OSHA is in the process of developing a federal standard to protect workers from exposure to dangerous heat conditions, which it currently doesn’t have. That — combined with summer weather and heat waves sweeping many parts of the country — is boosting attention to heat-related health problems among construction workers.

“Construction workers as a whole are at risk of heat-related illness,” said Gavin West, director of nanomaterials research at The Center for Construction Research and Training. “People are becoming more aware of it.”

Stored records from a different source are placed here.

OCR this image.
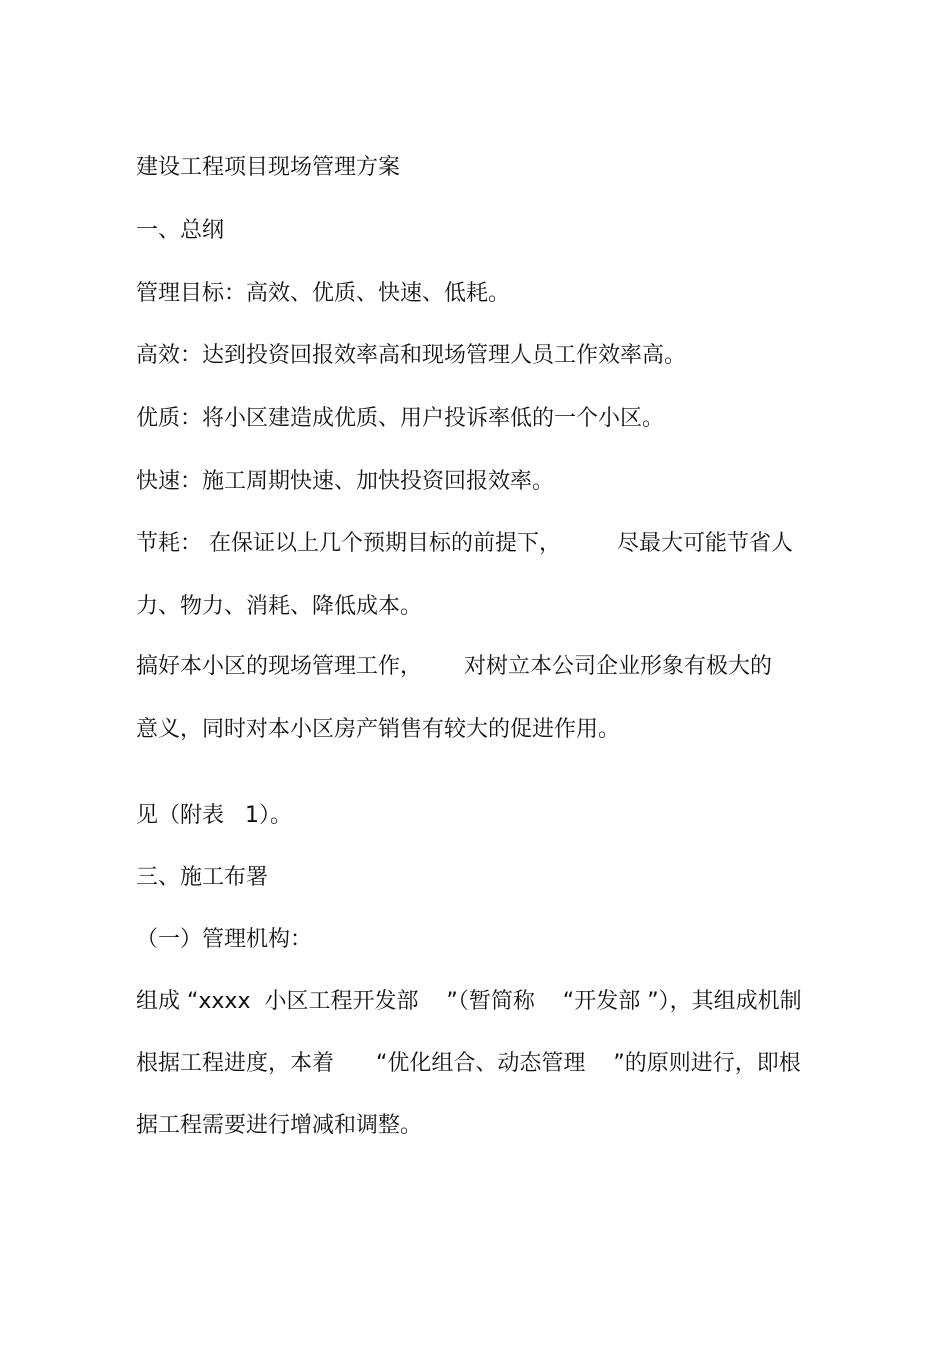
建设工程项目现场管理方案
一、总纲
管理目标：高效、优质、快速、低耗。
高效：达到投资回报效率高和现场管理人员工作效率高。
优质：将小区建造成优质、用户投诉率低的一个小区。
快速：施工周期快速、加快投资回报效率。
节耗： 在保证以上几个预期目标的前提下，        尽最大可能节省人
力、物力、消耗、降低成本。
搞好本小区的现场管理工作，      对树立本公司企业形象有极大的
意义，同时对本小区房产销售有较大的促进作用。
见（附表   1）。
三、施工布署
（一）管理机构：
组成 “xxxx  小区工程开发部    ”（暂简称    “开发部 ”），其组成机制
根据工程进度，本着      “优化组合、动态管理    ”的原则进行，即根
据工程需要进行增减和调整。
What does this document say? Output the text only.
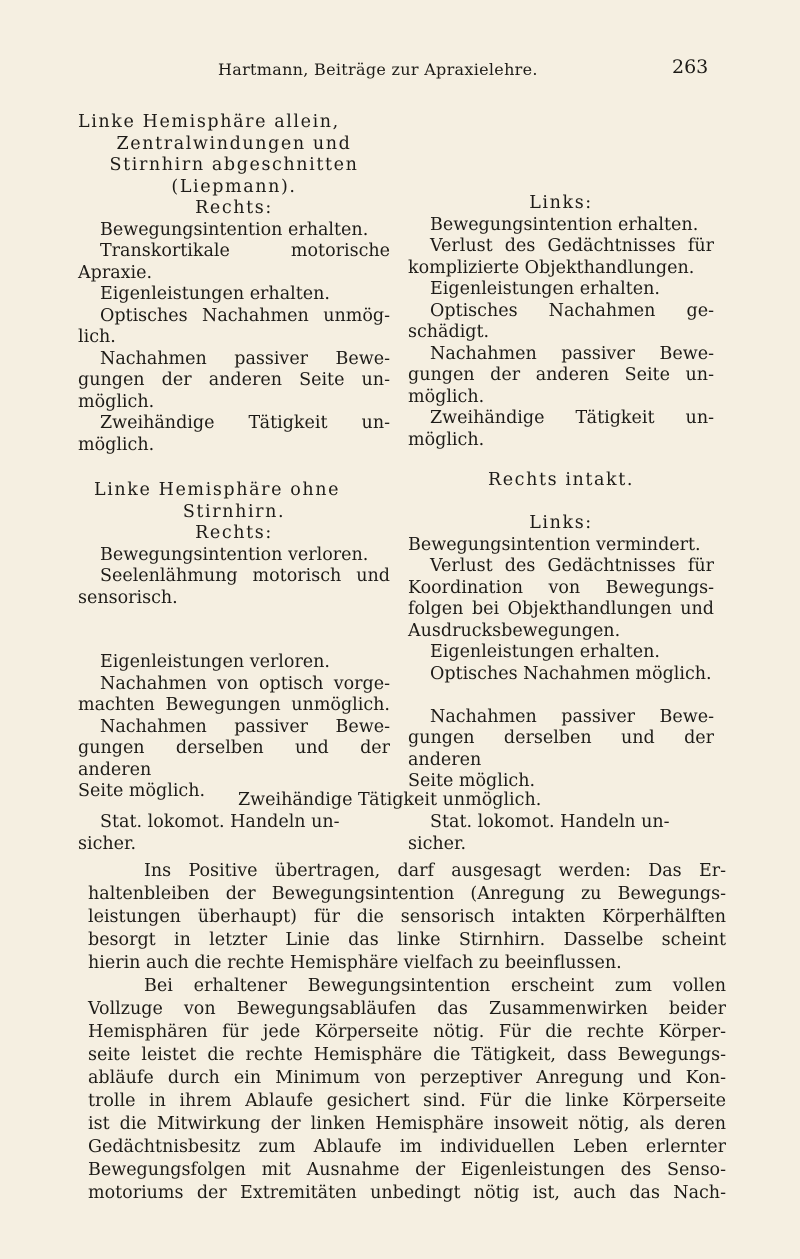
Hartmann, Beiträge zur Apraxielehre.	263
Linke Hemisphäre allein,
Zentralwindungen und
Stirnhirn abgeschnitten
(Liepmann).
Rechts:
Bewegungsintention erhalten.
Transkortikale motorische
Apraxie.
Eigenleistungen erhalten.
Optisches Nachahmen unmög-
lich.
Nachahmen passiver Bewe-
gungen der anderen Seite un-
möglich.
Zweihändige Tätigkeit un-
möglich.
Links:
Bewegungsintention erhalten.
Verlust des Gedächtnisses für
komplizierte Objekthandlungen.
Eigenleistungen erhalten.
Optisches Nachahmen ge-
schädigt.
Nachahmen passiver Bewe-
gungen der anderen Seite un-
möglich.
Zweihändige Tätigkeit un-
möglich.
Linke Hemisphäre ohne
Stirnhirn.
Rechts:
Bewegungsintention verloren.
Seelenlähmung motorisch und
sensorisch.
Eigenleistungen verloren.
Nachahmen von optisch vorge-
machten Bewegungen unmöglich.
Nachahmen passiver Bewe-
gungen derselben und der anderen
Seite möglich.
Rechts intakt.
Links:
Bewegungsintention vermindert.
Verlust des Gedächtnisses für
Koordination von Bewegungs-
folgen bei Objekthandlungen und
Ausdrucksbewegungen.
Eigenleistungen erhalten.
Optisches Nachahmen möglich.
Nachahmen passiver Bewe-
gungen derselben und der anderen
Seite möglich.
Zweihändige Tätigkeit unmöglich.
Stat. lokomot. Handeln un-
sicher.
Stat. lokomot. Handeln un-
sicher.
Ins Positive übertragen, darf ausgesagt werden: Das Er-
haltenbleiben der Bewegungsintention (Anregung zu Bewegungs-
leistungen überhaupt) für die sensorisch intakten Körperhälften
besorgt in letzter Linie das linke Stirnhirn. Dasselbe scheint
hierin auch die rechte Hemisphäre vielfach zu beeinflussen.
Bei erhaltener Bewegungsintention erscheint zum vollen
Vollzuge von Bewegungsabläufen das Zusammenwirken beider
Hemisphären für jede Körperseite nötig. Für die rechte Körper-
seite leistet die rechte Hemisphäre die Tätigkeit, dass Bewegungs-
abläufe durch ein Minimum von perzeptiver Anregung und Kon-
trolle in ihrem Ablaufe gesichert sind. Für die linke Körperseite
ist die Mitwirkung der linken Hemisphäre insoweit nötig, als deren
Gedächtnisbesitz zum Ablaufe im individuellen Leben erlernter
Bewegungsfolgen mit Ausnahme der Eigenleistungen des Senso-
motoriums der Extremitäten unbedingt nötig ist, auch das Nach-
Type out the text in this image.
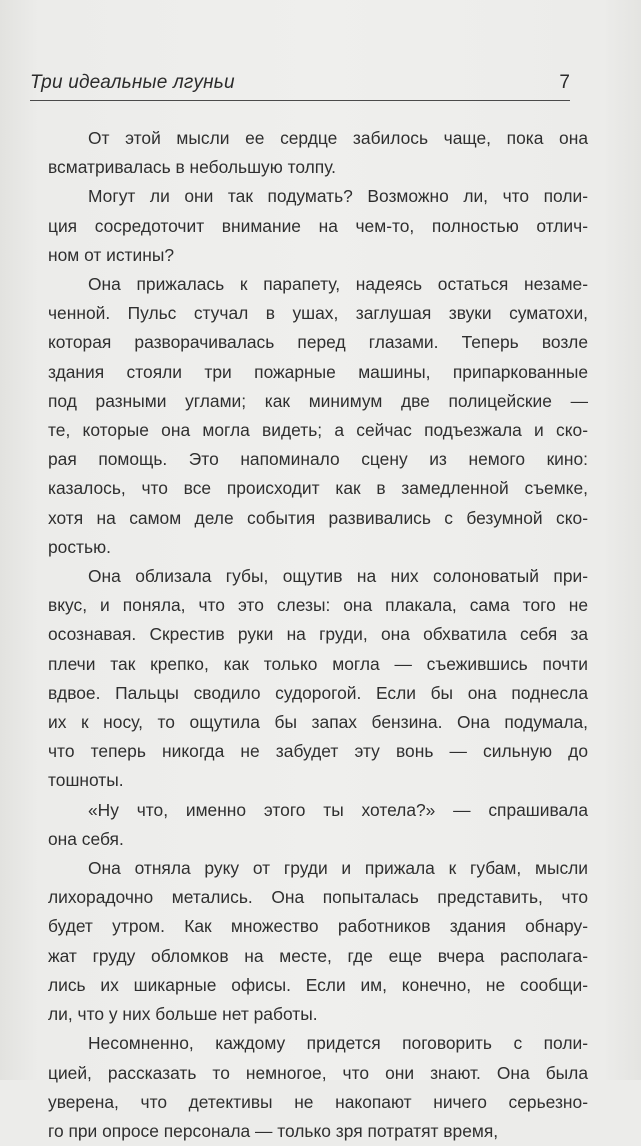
Три идеальные лгуньи	7

От этой мысли ее сердце забилось чаще, пока она
всматривалась в небольшую толпу.

Могут ли они так подумать? Возможно ли, что поли-
ция сосредоточит внимание на чем-то, полностью отлич-
ном от истины?

Она прижалась к парапету, надеясь остаться незаме-
ченной. Пульс стучал в ушах, заглушая звуки суматохи,
которая разворачивалась перед глазами. Теперь возле
здания стояли три пожарные машины, припаркованные
под разными углами; как минимум две полицейские —
те, которые она могла видеть; а сейчас подъезжала и ско-
рая помощь. Это напоминало сцену из немого кино:
казалось, что все происходит как в замедленной съемке,
хотя на самом деле события развивались с безумной ско-
ростью.

Она облизала губы, ощутив на них солоноватый при-
вкус, и поняла, что это слезы: она плакала, сама того не
осознавая. Скрестив руки на груди, она обхватила себя за
плечи так крепко, как только могла — съежившись почти
вдвое. Пальцы сводило судорогой. Если бы она поднесла
их к носу, то ощутила бы запах бензина. Она подумала,
что теперь никогда не забудет эту вонь — сильную до
тошноты.

«Ну что, именно этого ты хотела?» — спрашивала
она себя.

Она отняла руку от груди и прижала к губам, мысли
лихорадочно метались. Она попыталась представить, что
будет утром. Как множество работников здания обнару-
жат груду обломков на месте, где еще вчера располага-
лись их шикарные офисы. Если им, конечно, не сообщи-
ли, что у них больше нет работы.

Несомненно, каждому придется поговорить с поли-
цией, рассказать то немногое, что они знают. Она была
уверена, что детективы не накопают ничего серьезно-
го при опросе персонала — только зря потратят время,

Construction sees disproportionate heat deaths, stress

Data shows that construction workers only comprise 6% of the workforce but accounted for more than one-third (36%) of occupational heat-related deaths from 1992 to 2016. Cement masons were 10 times more likely, and roofers were seven times more likely, to die from heat compared to the average construction worker.

“Heat can be an issue for construction, primarily those who are doing outdoor work: the civil work on highways and transportation,” said Kevin Cannon, senior director of safety and health services at Associated General Contractors of America. “But it also presents a problem for vertical construction and even some remodeling build-outs and renovations.”

Indoor workers are susceptible to heat stress, too, especially those working around heat-producing equipment. Wearing protective gear is part of the job, but it can exacerbate negative heat effects by restricting air flow or preventing proper cooling through sweating. Physical activity also raises body temperature and makes workers more susceptible to heat stress.

A University of Alabama study notes that the majority of heat-related health incidents and fatalities occur at small contractor businesses. The study says most workers are aware of the concept of heat stress, and employers should emphasize creating a culture of healthfulness on job sites.

Tips to prevent heat illness

OSHA’s heat illness prevention campaign highlights the dangers and symptoms of heat illness as well as employers’ responsibilities and workers’ rights. However, not all contractors heed the guidance and put in place worker protections.